Надо все подавать с серьезным лицом, чтобы тебя серьезно воспринимали… Нам хочется, чтобы нормальные 40-летние мужчины, которые ходят в кафе «Манты», могли нас тоже послушать и потанцевать под них с удовольствием. А такие мужики шуточки не любят. Им нужны нормальные жизненные песни[117]
.Пользуясь терминологией Пригова и Эпштейна, такую стратегию обращения к советскому можно назвать новой искренностью, которая отходит от обличительного ироничного тона, чтобы стать «нормальной жизненной песней» для посетителей кафе «Манты», хотя и сохраняет в себе легкий оттенок иронии. С другой стороны, ироничная атмосфера усиливается тем, что композицию исполняют молодые люди на вид чуть за 20. В контексте песен перестает быть важным различение того, что реально могло происходить в жизни исполнителя или слушателей, а советский парфюм становится оторванным от места и времени образом для описания переживаний молодых людей.
На фоне повсеместного постправдивого дискурса, безжалостной иронии и хонтологического исторического разлома для молодых исполнителей СССР может также становиться утопией — «не-местом», «местом, которого никогда не было». Лирические и утопические мотивы мы можем найти в творчестве группы «Комсомольск». В интервью ее вокалистки поясняют выбор такого названия:
Комсомольск — это не название конкретного города, а нечто обобщающее. Валялась на даче подшивка журналов «Крокодил», и на обложке одного из них, за 1959 или 1962 год, был нарисован красный корабль: на палубе стояли молодые люди с сильными и красивыми лицами, а на парусах были написаны названия городов, которые они едут строить. Вот в том числе и Комсомольск-на-Амуре. Конечно, возводили Комсомольск в основном зэки, но сама идея, что молодежь из Москвы срывается на Дальний Восток строить новые города и новую жизнь, — очень красивая, несмотря на свою утопичность.
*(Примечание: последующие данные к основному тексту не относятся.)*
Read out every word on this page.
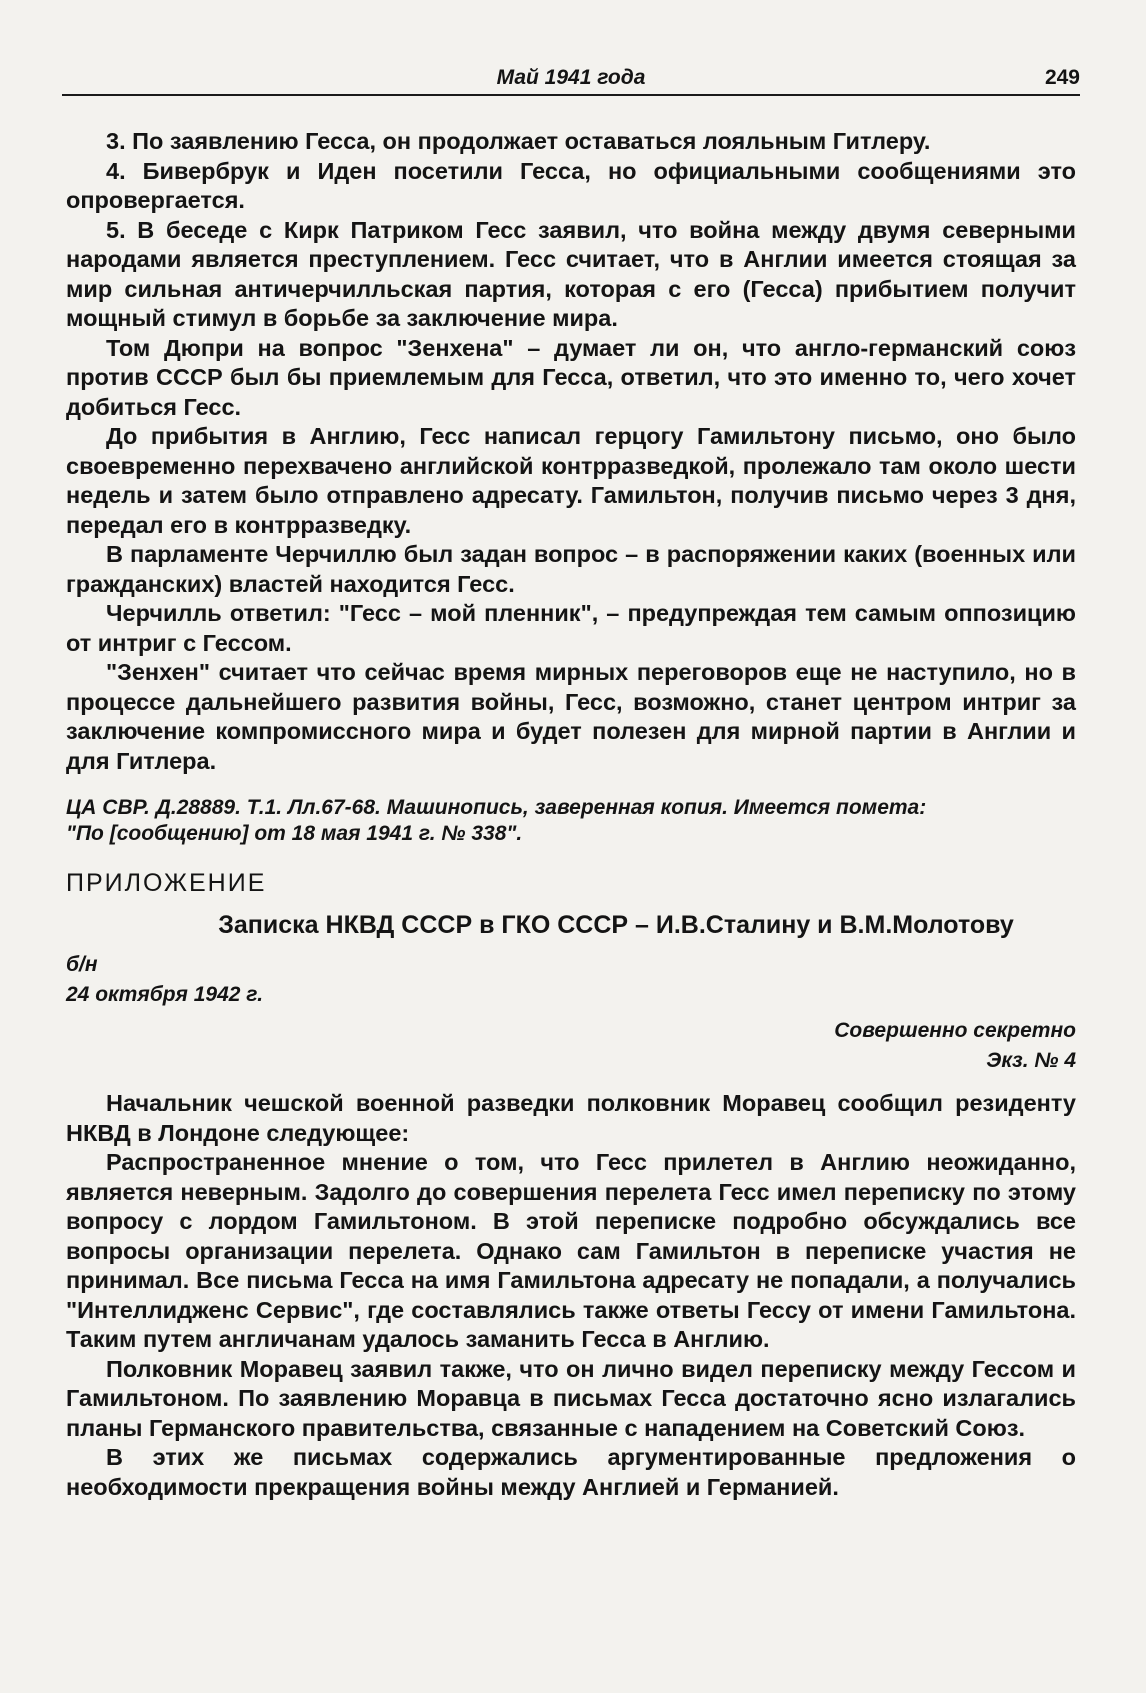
Май 1941 года	249

3. По заявлению Гесса, он продолжает оставаться лояльным Гитлеру.

4. Бивербрук и Иден посетили Гесса, но официальными сообщениями это опровергается.

5. В беседе с Кирк Патриком Гесс заявил, что война между двумя северными народами является преступлением. Гесс считает, что в Англии имеется стоящая за мир сильная античерчилльская партия, которая с его (Гесса) прибытием получит мощный стимул в борьбе за заключение мира.

Том Дюпри на вопрос "Зенхена" – думает ли он, что англо-германский союз против СССР был бы приемлемым для Гесса, ответил, что это именно то, чего хочет добиться Гесс.

До прибытия в Англию, Гесс написал герцогу Гамильтону письмо, оно было своевременно перехвачено английской контрразведкой, пролежало там около шести недель и затем было отправлено адресату. Гамильтон, получив письмо через 3 дня, передал его в контрразведку.

В парламенте Черчиллю был задан вопрос – в распоряжении каких (военных или гражданских) властей находится Гесс.

Черчилль ответил: "Гесс – мой пленник", – предупреждая тем самым оппозицию от интриг с Гессом.

"Зенхен" считает что сейчас время мирных переговоров еще не наступило, но в процессе дальнейшего развития войны, Гесс, возможно, станет центром интриг за заключение компромиссного мира и будет полезен для мирной партии в Англии и для Гитлера.

ЦА СВР. Д.28889. Т.1. Лл.67-68. Машинопись, заверенная копия. Имеется помета:
"По [сообщению] от 18 мая 1941 г. № 338".
ПРИЛОЖЕНИЕ
Записка НКВД СССР в ГКО СССР – И.В.Сталину и В.М.Молотову
б/н
24 октября 1942 г.
Совершенно секретно
Экз. № 4

Начальник чешской военной разведки полковник Моравец сообщил резиденту НКВД в Лондоне следующее:

Распространенное мнение о том, что Гесс прилетел в Англию неожиданно, является неверным. Задолго до совершения перелета Гесс имел переписку по этому вопросу с лордом Гамильтоном. В этой переписке подробно обсуждались все вопросы организации перелета. Однако сам Гамильтон в переписке участия не принимал. Все письма Гесса на имя Гамильтона адресату не попадали, а получались "Интеллидженс Сервис", где составлялись также ответы Гессу от имени Гамильтона. Таким путем англичанам удалось заманить Гесса в Англию.

Полковник Моравец заявил также, что он лично видел переписку между Гессом и Гамильтоном. По заявлению Моравца в письмах Гесса достаточно ясно излагались планы Германского правительства, связанные с нападением на Советский Союз.

В этих же письмах содержались аргументированные предложения о необходимости прекращения войны между Англией и Германией.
Мы могли бы назваться и «Чевенгур», но это уже слишком[118]
.Для «Комсомольска» советская визуальная символика отрывается от всех коннотаций. Если в предыдущих частях статьи мы прослеживали критическую рефлексию по отношению к прошлому, политике памяти, современному настоящему, а СССР сохранял свою связь с историей, то для «Комсомольска» от Советского Союза остаются фрагменты памяти и утопичное настроение, а весь смысл, связанный с реальной эпохой, «схлопывается». Фантазия группы «Комсомольск» относится то ли к какому-то абстрактному, не вписанному в историю городу, то ли к вполне конкретному городу Москве, в котором происходит действие их песен. Обложки их записей — трамваи советской эпохи, фотографии московского метрополитена неопределенного времени — представляют собой коллажи из разных эпох; на то, что их можно интерпретировать внеисторично и ирреально, указывают также черно-белые глаза, наклеенные на лица девушек. Эта деталь как будто подчеркивает фикциональный характер тех нарративов, которые создает группа.
Характерный пример в этом смысле — клип на песню «Где мы сейчас?», снятый режиссером Еленой Ваниной. Участницы группы с помощью фантазии могут оказаться где угодно — однако поиск своего места в истории и современности по сюжету начинается с советской рюмочной. Здесь обобщенное «советское» становится тем самым не-местом, из которого можно начинать строить отношения с настоящим и будущим. В кадрах мелькают бюсты советских вождей, поет Майя Кристалинская, девушки меняют парики и оказываются то в советской рюмочной, то в центре Москвы.